Since only one index can be clustered per relation, choose it
based on important queries that would benefit the most from
clustering.
Summary
 Many alternative file organizations exist, each
appropriate in some situation.
 If selection queries are frequent, sorting the file or
building an index is important.


Hash-based indexes only good for equality search.
Sorted files and tree-based indexes best for range search;
also good for equality search. (Files rarely kept sorted in
practice; B+ tree index is better.)
 Index is a collection of data entries plus a way to
quickly find entries with given key values.
Summary (Contd.)
 Data entries can be actual data records, <key, rid>
pairs, or <key, rid-list> pairs.

Choice orthogonal to indexing technique used to
locate data entries with a given key value.
 Can have several indexes on a given file of data
records, each with a different search key.
 Indexes can be classified as clustered vs.
unclustered, primary vs. secondary. Differences
have important consequences for
utility/performance.
Summary (Contd.)
 Understanding the nature of the workload for the
application, and the performance goals, is essential to
developing a good design.

What are the important queries and updates? What
attributes/relations are involved?
 Indexes must be chosen to speed up important queries
(and perhaps some updates!).




Index maintenance overhead on updates to key fields.
Choose indexes that can help many queries, if possible.
Build indexes to support index-only strategies.
Clustering is an important decision; only one index on a
given relation can be clustered!
Review Questions
1. What is an external storage and name at least three of them.
2. How does a DBMS organize files of data records on disk to minimize I/O costs?

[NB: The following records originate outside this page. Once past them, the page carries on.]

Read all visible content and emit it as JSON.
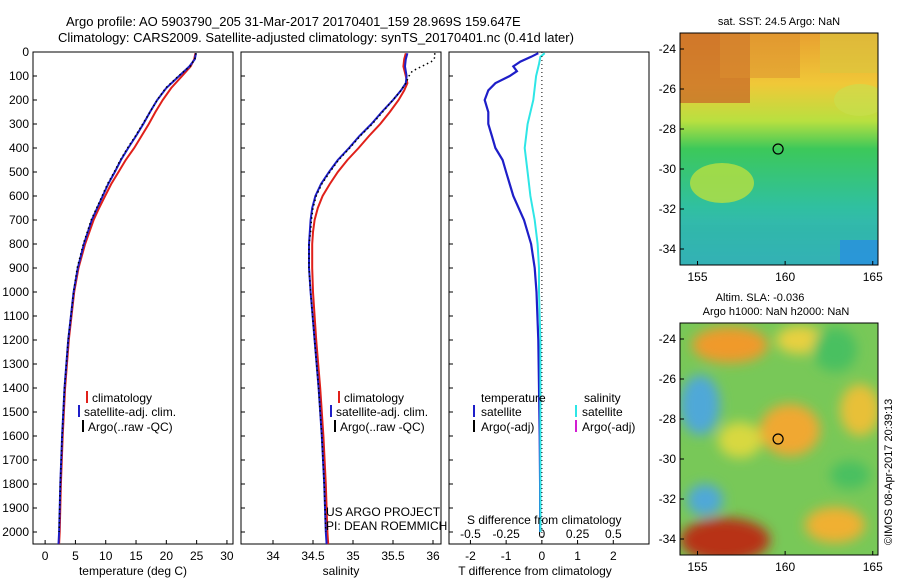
{
  "header": {
    "line1": "Argo profile: AO 5903790_205 31-Mar-2017 20170401_159 28.969S 159.647E",
    "line2": "Climatology: CARS2009. Satellite-adjusted climatology: synTS_20170401.nc (0.41d later)"
  },
  "credits": {
    "project": "US ARGO PROJECT",
    "pi": "PI: DEAN ROEMMICH",
    "imos": "©IMOS 08-Apr-2017 20:39:13"
  },
  "colors": {
    "climatology": "#e0201a",
    "satellite": "#1e1ec8",
    "argo": "#000000",
    "salinity_satellite": "#2ee6e6",
    "salinity_argo": "#d21ed2"
  },
  "chart_data": [
    {
      "type": "line",
      "xlabel": "temperature (deg C)",
      "ylabel": "",
      "xlim": [
        -2,
        31
      ],
      "ylim": [
        2050,
        0
      ],
      "xticks": [
        0,
        5,
        10,
        15,
        20,
        25,
        30
      ],
      "yticks": [
        0,
        100,
        200,
        300,
        400,
        500,
        600,
        700,
        800,
        900,
        1000,
        1100,
        1200,
        1300,
        1400,
        1500,
        1600,
        1700,
        1800,
        1900,
        2000
      ],
      "legend": {
        "position": "lower-middle",
        "entries": [
          "climatology",
          "satellite-adj. clim.",
          "Argo(..raw -QC)"
        ]
      },
      "series": [
        {
          "name": "climatology",
          "style": "solid",
          "depth": [
            5,
            30,
            60,
            100,
            150,
            200,
            250,
            300,
            350,
            400,
            450,
            500,
            550,
            600,
            650,
            700,
            800,
            900,
            1000,
            1200,
            1400,
            1600,
            1800,
            2000,
            2050
          ],
          "values": [
            24.8,
            24.6,
            24.0,
            22.6,
            20.8,
            19.4,
            18.2,
            17.1,
            15.9,
            14.7,
            13.3,
            12.1,
            10.9,
            9.9,
            8.9,
            8.0,
            6.6,
            5.5,
            4.8,
            3.9,
            3.3,
            2.9,
            2.6,
            2.4,
            2.3
          ]
        },
        {
          "name": "satellite-adj. clim.",
          "style": "solid",
          "depth": [
            5,
            30,
            60,
            100,
            150,
            200,
            250,
            300,
            350,
            400,
            450,
            500,
            550,
            600,
            650,
            700,
            800,
            900,
            1000,
            1200,
            1400,
            1600,
            1800,
            2000,
            2050
          ],
          "values": [
            24.9,
            24.7,
            23.8,
            22.1,
            20.0,
            18.5,
            17.3,
            16.2,
            15.0,
            13.7,
            12.5,
            11.5,
            10.4,
            9.5,
            8.6,
            7.7,
            6.4,
            5.4,
            4.7,
            3.8,
            3.2,
            2.8,
            2.5,
            2.3,
            2.2
          ]
        },
        {
          "name": "Argo(..raw -QC)",
          "style": "dotted",
          "depth": [
            5,
            30,
            60,
            100,
            150,
            200,
            250,
            300,
            350,
            400,
            450,
            500,
            550,
            600,
            650,
            700,
            800,
            900,
            1000,
            1200,
            1400,
            1600,
            1800,
            2000
          ],
          "values": [
            24.9,
            24.7,
            23.9,
            22.0,
            19.9,
            18.5,
            17.3,
            16.1,
            14.9,
            13.6,
            12.4,
            11.4,
            10.3,
            9.4,
            8.5,
            7.6,
            6.3,
            5.3,
            4.7,
            3.8,
            3.2,
            2.8,
            2.5,
            2.3
          ]
        }
      ]
    },
    {
      "type": "line",
      "xlabel": "salinity",
      "ylabel": "",
      "xlim": [
        33.6,
        36.1
      ],
      "ylim": [
        2050,
        0
      ],
      "xticks": [
        34,
        34.5,
        35,
        35.5,
        36
      ],
      "legend": {
        "position": "lower-middle",
        "entries": [
          "climatology",
          "satellite-adj. clim.",
          "Argo(..raw -QC)"
        ]
      },
      "series": [
        {
          "name": "climatology",
          "style": "solid",
          "depth": [
            5,
            30,
            60,
            100,
            130,
            160,
            200,
            250,
            300,
            350,
            400,
            450,
            500,
            550,
            600,
            650,
            700,
            750,
            800,
            900,
            1000,
            1200,
            1400,
            1600,
            1800,
            2000,
            2050
          ],
          "values": [
            35.66,
            35.64,
            35.63,
            35.66,
            35.68,
            35.64,
            35.57,
            35.46,
            35.34,
            35.2,
            35.07,
            34.93,
            34.81,
            34.71,
            34.62,
            34.56,
            34.52,
            34.5,
            34.49,
            34.49,
            34.5,
            34.54,
            34.59,
            34.63,
            34.66,
            34.68,
            34.69
          ]
        },
        {
          "name": "satellite-adj. clim.",
          "style": "solid",
          "depth": [
            5,
            30,
            60,
            100,
            130,
            160,
            200,
            250,
            300,
            350,
            400,
            450,
            500,
            550,
            600,
            650,
            700,
            750,
            800,
            900,
            1000,
            1200,
            1400,
            1600,
            1800,
            2000,
            2050
          ],
          "values": [
            35.68,
            35.66,
            35.65,
            35.67,
            35.66,
            35.6,
            35.5,
            35.36,
            35.23,
            35.08,
            34.95,
            34.81,
            34.7,
            34.6,
            34.53,
            34.49,
            34.47,
            34.46,
            34.45,
            34.45,
            34.47,
            34.52,
            34.57,
            34.61,
            34.64,
            34.66,
            34.67
          ]
        },
        {
          "name": "Argo(..raw -QC)",
          "style": "dotted",
          "depth": [
            5,
            20,
            40,
            60,
            80,
            100,
            130,
            160,
            200,
            250,
            300,
            350,
            400,
            450,
            500,
            550,
            600,
            650,
            700,
            750,
            800,
            900,
            1000,
            1200,
            1400,
            1600,
            1800,
            2000
          ],
          "values": [
            36.02,
            36.03,
            35.98,
            35.86,
            35.74,
            35.7,
            35.66,
            35.6,
            35.5,
            35.37,
            35.24,
            35.09,
            34.96,
            34.82,
            34.71,
            34.61,
            34.54,
            34.5,
            34.48,
            34.47,
            34.45,
            34.45,
            34.47,
            34.52,
            34.57,
            34.61,
            34.64,
            34.66
          ]
        }
      ]
    },
    {
      "type": "line",
      "xlabel": "T difference from climatology",
      "x2label": "S difference from climatology",
      "ylabel": "",
      "xlim": [
        -2.6,
        3.0
      ],
      "x2lim": [
        -0.65,
        0.75
      ],
      "ylim": [
        2050,
        0
      ],
      "xticks": [
        -2,
        -1,
        0,
        1,
        2
      ],
      "x2ticks": [
        -0.5,
        -0.25,
        0,
        0.25,
        0.5
      ],
      "x2ticklabels": [
        "-0.5",
        "-0.25",
        "0",
        "0.25",
        "0.5"
      ],
      "legend": {
        "position": "lower-middle",
        "temperature_title": "temperature",
        "salinity_title": "salinity",
        "entries": [
          "satellite",
          "Argo(-adj)",
          "satellite",
          "Argo(-adj)"
        ]
      },
      "series": [
        {
          "name": "temperature satellite",
          "axis": "T",
          "depth": [
            5,
            20,
            40,
            60,
            80,
            100,
            130,
            160,
            200,
            250,
            300,
            350,
            400,
            450,
            500,
            550,
            600,
            700,
            800,
            900,
            1000,
            1200,
            1400,
            1600,
            1800,
            2000
          ],
          "values": [
            -0.1,
            -0.3,
            -0.6,
            -0.8,
            -0.7,
            -0.9,
            -1.3,
            -1.5,
            -1.6,
            -1.5,
            -1.5,
            -1.4,
            -1.3,
            -1.1,
            -1.0,
            -0.9,
            -0.8,
            -0.5,
            -0.3,
            -0.2,
            -0.15,
            -0.1,
            -0.08,
            -0.06,
            -0.05,
            -0.05
          ]
        },
        {
          "name": "salinity satellite",
          "axis": "S",
          "depth": [
            5,
            20,
            50,
            100,
            150,
            200,
            300,
            400,
            500,
            600,
            700,
            800,
            900,
            1000,
            1200,
            1400,
            1600,
            1800,
            2000
          ],
          "values": [
            0.02,
            -0.01,
            -0.02,
            -0.04,
            -0.05,
            -0.06,
            -0.1,
            -0.12,
            -0.1,
            -0.08,
            -0.05,
            -0.03,
            -0.02,
            -0.02,
            -0.01,
            -0.01,
            -0.01,
            -0.01,
            -0.01
          ]
        },
        {
          "name": "Argo(-adj) reference",
          "axis": "T",
          "style": "dotted",
          "depth": [
            0,
            2050
          ],
          "values": [
            0,
            0
          ]
        }
      ]
    }
  ],
  "maps": [
    {
      "title": "sat. SST: 24.5 Argo: NaN",
      "title2": "",
      "xticks": [
        "155",
        "160",
        "165"
      ],
      "yticks": [
        "-24",
        "-26",
        "-28",
        "-30",
        "-32",
        "-34"
      ],
      "marker_lon": 159.6,
      "marker_lat": -29.0
    },
    {
      "title": "Altim. SLA: -0.036",
      "title2": "Argo h1000: NaN h2000: NaN",
      "xticks": [
        "155",
        "160",
        "165"
      ],
      "yticks": [
        "-24",
        "-26",
        "-28",
        "-30",
        "-32",
        "-34"
      ],
      "marker_lon": 159.6,
      "marker_lat": -29.0
    }
  ]
}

3. How can we compare different file data structures.
4. What is hash based indexes ?
5. What are different ways of index classification.
6. How can we apply cost model analysis in file data structure comparison?
7. What is an index, and why is it used?
8. Explain with example B+ tree indexes.
9. Why is I/O cost so important for database operations?
10. What are important properties of indexes?